Member of Bihar Legislative Assembly
- Incumbent
- Assumed office 14 November 2025
- Preceded by: Aruna Devi
- Constituency: Warisaliganj

Personal details
- Party: RJD
- Spouse: Ashok Mahto
- Alma mater: Government Pharmacy Institute, Patna
- Occupation: Politics Pharmacist

= Anita Mahto =

Indian politician

Anita Mahto is an Indian politician and former Chief Pharmacist from Bihar and a Member of the Bihar Legislative Assembly. Mahto won the Warisaliganj Assembly constituency of Nawada district on the RJD ticket in the 2025 Bihar Legislative Assembly election. She is married to Ashok Mahto.

== Political career ==
Anita Mahto political career gained prominence when she was fielded by RJD to contest the 2024 Lok Sabha elections from Munger, where she narrowly lost.
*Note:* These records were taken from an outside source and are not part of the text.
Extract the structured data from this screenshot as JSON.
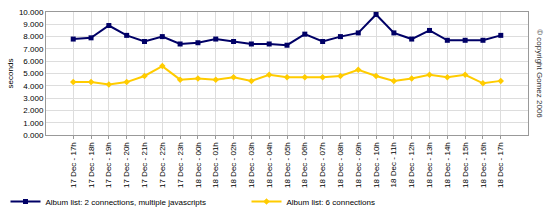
{
  "chart_data": {
    "type": "line",
    "y_label": "seconds",
    "annotations": [
      "© copyright Gomez 2006"
    ],
    "categories": [
      "17 Dec - 17h",
      "17 Dec - 18h",
      "17 Dec - 19h",
      "17 Dec - 20h",
      "17 Dec - 21h",
      "17 Dec - 22h",
      "17 Dec - 23h",
      "18 Dec - 00h",
      "18 Dec - 01h",
      "18 Dec - 02h",
      "18 Dec - 03h",
      "18 Dec - 04h",
      "18 Dec - 05h",
      "18 Dec - 06h",
      "18 Dec - 07h",
      "18 Dec - 08h",
      "18 Dec - 09h",
      "18 Dec - 10h",
      "18 Dec - 11h",
      "18 Dec - 12h",
      "18 Dec - 13h",
      "18 Dec - 14h",
      "18 Dec - 15h",
      "18 Dec - 16h",
      "18 Dec - 17h"
    ],
    "series": [
      {
        "name": "Album list: 2 connections, multiple javascripts",
        "color": "#000066",
        "marker": "square",
        "line_style": "solid",
        "values": [
          7.8,
          7.9,
          8.9,
          8.1,
          7.6,
          8.0,
          7.4,
          7.5,
          7.8,
          7.6,
          7.4,
          7.4,
          7.3,
          8.2,
          7.6,
          8.0,
          8.3,
          9.8,
          8.3,
          7.8,
          8.5,
          7.7,
          7.7,
          7.7,
          8.1
        ]
      },
      {
        "name": "Album list: 6 connections",
        "color": "#ffcc00",
        "marker": "diamond",
        "line_style": "solid",
        "values": [
          4.3,
          4.3,
          4.1,
          4.3,
          4.8,
          5.6,
          4.5,
          4.6,
          4.5,
          4.7,
          4.4,
          4.9,
          4.7,
          4.7,
          4.7,
          4.8,
          5.3,
          4.8,
          4.4,
          4.6,
          4.9,
          4.7,
          4.9,
          4.2,
          4.4
        ]
      }
    ],
    "ylim": [
      0,
      10
    ],
    "yticks": [
      {
        "value": 0,
        "label": "0.000"
      },
      {
        "value": 1,
        "label": "1.000"
      },
      {
        "value": 2,
        "label": "2.000"
      },
      {
        "value": 3,
        "label": "3.000"
      },
      {
        "value": 4,
        "label": "4.000"
      },
      {
        "value": 5,
        "label": "5.000"
      },
      {
        "value": 6,
        "label": "6.000"
      },
      {
        "value": 7,
        "label": "7.000"
      },
      {
        "value": 8,
        "label": "8.000"
      },
      {
        "value": 9,
        "label": "9.000"
      },
      {
        "value": 10,
        "label": "10.000"
      }
    ],
    "grid": true,
    "legend": "bottom"
  }
}
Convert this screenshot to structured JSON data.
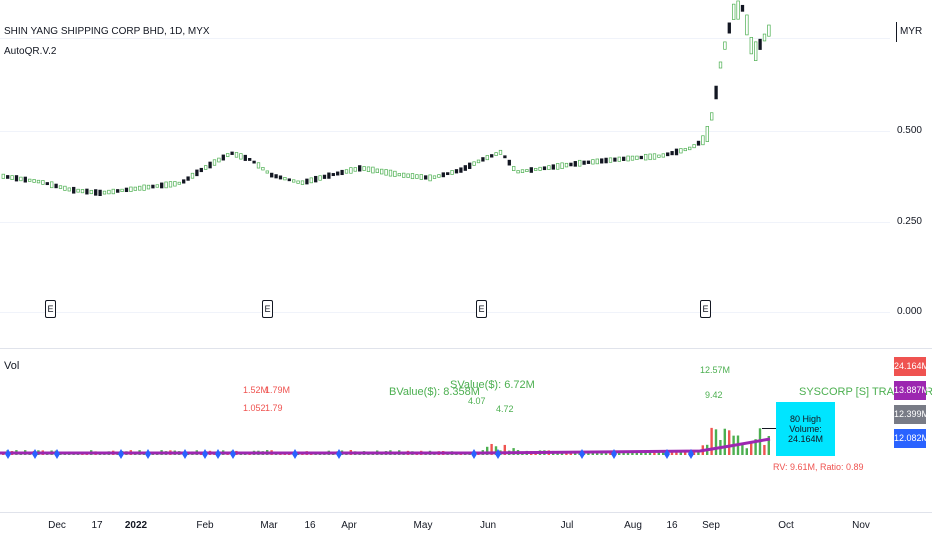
{
  "header": {
    "symbol_line": "SHIN YANG SHIPPING CORP BHD, 1D, MYX",
    "indicator_name": "AutoQR.V.2",
    "currency": "MYR"
  },
  "price_axis": {
    "ticks": [
      "0.500",
      "0.250",
      "0.000"
    ]
  },
  "earnings": {
    "label": "E"
  },
  "volume_pane": {
    "title": "Vol",
    "stats_red_top": "1.52M",
    "stats_red_top2": "1.79M",
    "stats_red_bottom": "1.052",
    "stats_red_bottom2": "1.79",
    "bvalue_text": "BValue($): 8.358M",
    "svalue_text": "SValue($): 6.72M",
    "green_small_a": "4.07",
    "green_small_b": "4.72",
    "green_top_value": "12.57M",
    "green_top_value2": "9.42",
    "sector_text": "SYSCORP [S] TRANSPORTATION",
    "high_volume_label": "80 High Volume: 24.164M",
    "rv_ratio_text": "RV: 9.61M, Ratio: 0.89"
  },
  "volume_axis": [
    {
      "label": "24.164M",
      "color": "#ef5350"
    },
    {
      "label": "13.887M",
      "color": "#9c27b0"
    },
    {
      "label": "12.399M",
      "color": "#787b86"
    },
    {
      "label": "12.082M",
      "color": "#2962ff"
    }
  ],
  "time_axis": [
    "Dec",
    "17",
    "2022",
    "Feb",
    "Mar",
    "16",
    "Apr",
    "May",
    "Jun",
    "Jul",
    "Aug",
    "16",
    "Sep",
    "Oct",
    "Nov"
  ],
  "colors": {
    "up": "#26a69a",
    "green": "#4caf50",
    "magenta": "#9c27b0",
    "cyan": "#00e5ff",
    "red": "#ef5350"
  }
}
Subsequently, she contested and won the Warisaliganj seat against the incumbent BJP legislator Aruna Devi, who is also the wife of another regional strongman. Anita Mahto's entry into politics is also seen as connected to her husband Ashok Mahto's influence and legacy in Nawada politics.

She has been actively involved in the political scene since 2024, with her candidacy reflecting the RJD's strategy to strengthen its hold in factionalized areas by leveraging local strongmen's families. Her electoral successes signify a blend of political influence and grassroots support in the region.